According to the question, since we can only press the button to the left, right, top and bottom of the current button and the current button itself, therefore, after pressing 0, we can only press {0,8}, after pressing 1, we can only press {1,2,4}, after pressing 2 we can only press {1,2,3,5}, after pressing 3 we can only press{2,3,6} and so on.
Now, we make 2D arrays for different situations.
In each cell of the following 2d arrays we store the number of words that can be obtained if the corresponding key is pressed at last.
- Let N=1. This denotes that one button can be pressed on the keypad.
Since N=1 and only one key can be pressed, therefore for each key only 1 word can be formed which is the number on the key itself.
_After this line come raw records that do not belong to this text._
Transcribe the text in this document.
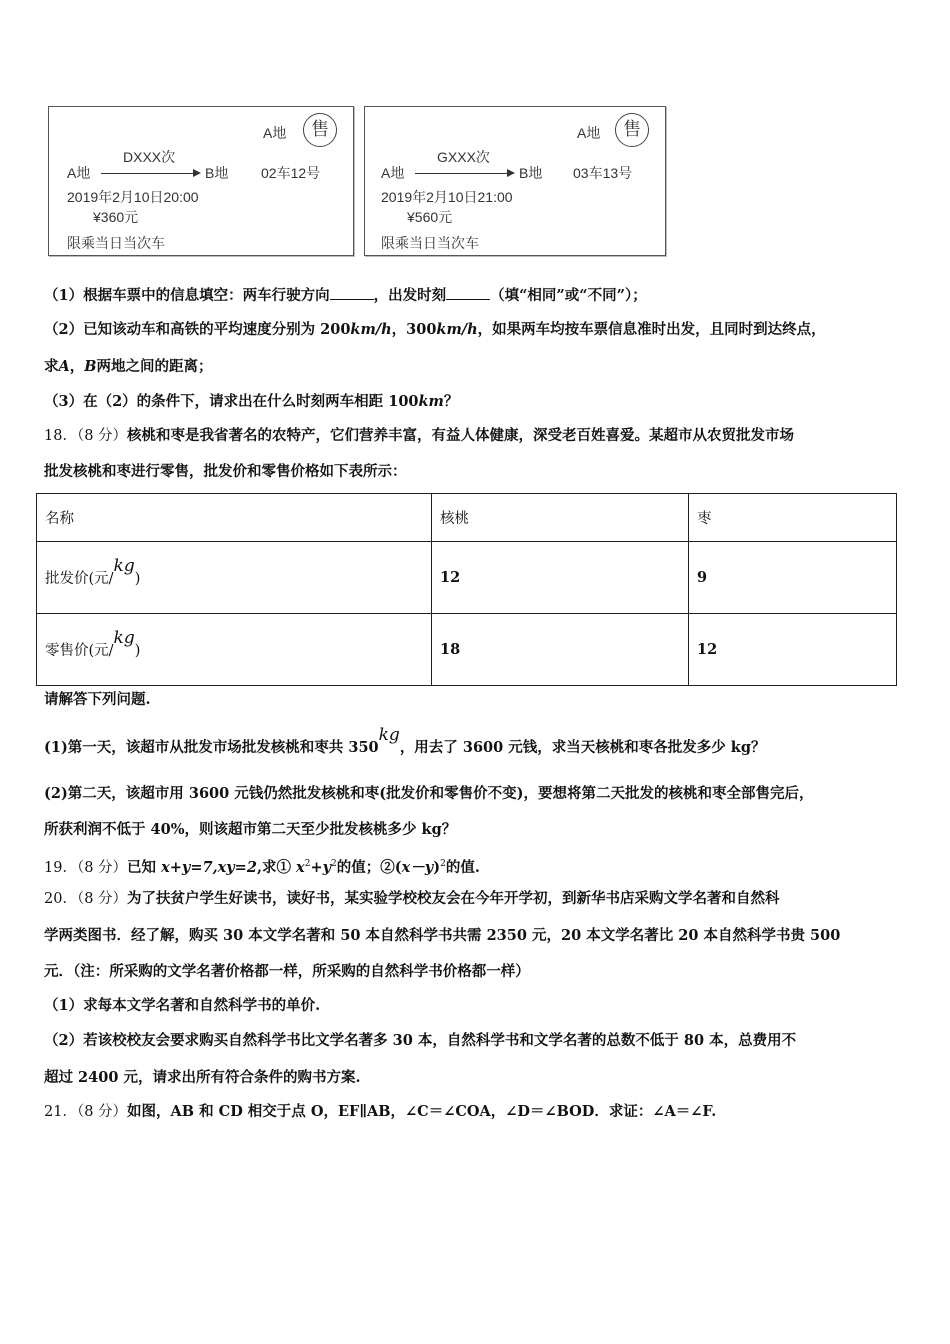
A地	售
DXXX次
A地	B地 02车12号
2019年2月10日20:00
¥360元
限乘当日当次车
A地	售
GXXX次
A地	B地 03车13号
2019年2月10日21:00
¥560元
限乘当日当次车
（1）根据车票中的信息填空：两车行驶方向	，出发时刻	（填“相同”或“不同”）；
（2）已知该动车和高铁的平均速度分别为 200km/h，300km/h，如果两车均按车票信息准时出发，且同时到达终点，
求A，B两地之间的距离；
（3）在（2）的条件下，请求出在什么时刻两车相距 100km？
18．（8 分）核桃和枣是我省著名的农特产，它们营养丰富，有益人体健康，深受老百姓喜爱。某超市从农贸批发市场
批发核桃和枣进行零售，批发价和零售价格如下表所示：
名称	核桃	枣
批发价(元/kg)	12	9
零售价(元/kg)	18	12
请解答下列问题.
(1)第一天，该超市从批发市场批发核桃和枣共 350kg，用去了 3600 元钱，求当天核桃和枣各批发多少 kg？
(2)第二天，该超市用 3600 元钱仍然批发核桃和枣(批发价和零售价不变)，要想将第二天批发的核桃和枣全部售完后，
所获利润不低于 40%，则该超市第二天至少批发核桃多少 kg？
19．（8 分）已知 x+y=7,xy=2,求① $x^2+y^2$的值；$②(x-y)^2$的值.
20．（8 分）为了扶贫户学生好读书，读好书，某实验学校校友会在今年开学初，到新华书店采购文学名著和自然科
学两类图书．经了解，购买 30 本文学名著和 50 本自然科学书共需 2350 元，20 本文学名著比 20 本自然科学书贵 500
元．（注：所采购的文学名著价格都一样，所采购的自然科学书价格都一样）
（1）求每本文学名著和自然科学书的单价.
（2）若该校校友会要求购买自然科学书比文学名著多 30 本，自然科学书和文学名著的总数不低于 80 本，总费用不
超过 2400 元，请求出所有符合条件的购书方案.
21．（8 分）如图，AB 和 CD 相交于点 O，EF∥AB，∠C＝∠COA，∠D＝∠BOD．求证：∠A＝∠F.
This means, if we press key 1, then the one word formed is "1", if we press key 2, then the one word formed is "2", if we press 3, then the one word formed is "3" and so on.
- Let N=2. This denotes that at a time 2 buttons can be pressed on the keyboard.
The number of words of size 2 (as 2 buttons can be pressed) such that the button pressed at last is:
Button 1: 3 words {1-1, 2-1 and 4-1}
Button 2: 4 words {1-2, 2-2, 5-2 and 3-2}
Button 3: 3 words {2-3, 3-3 and 6-3}
Button 4: 4 words {1-4, 4-4, 5-4 and 7-4}
Button 5: 5 words {2-5, 4-5, 5-5, 6-5 and 8-5}
And so on.
- For N=3, the total number of buttons that can be pressed are 3.
The number of words of size 3 (as 3 buttons can be pressed) such that the button pressed at last is:
Button 1: 11 words i.e. the sum of words for buttons 1, 2 and 4 in N=2 i.e. 3+4+4.
We simply add button 1 to the last of all the words for buttons 1, 2 and 4 in N=2.
Button 1 {1-1-1, 2-1-1 and 4-1-1}, Button 2 {1-2-1, 2-2-1, 5-2-1 and 3-2-} and Button 4{1-4, 4-4, 5-4 and 7-4}.
Button 2: 15 words= 3+4+3+5 (refer to figure 3)
Button 3: 11 words= 4+3+4 (refer to figure 3)
Button 4: 15 words= 3+4+5+3 (refer to figure 3)
And so on.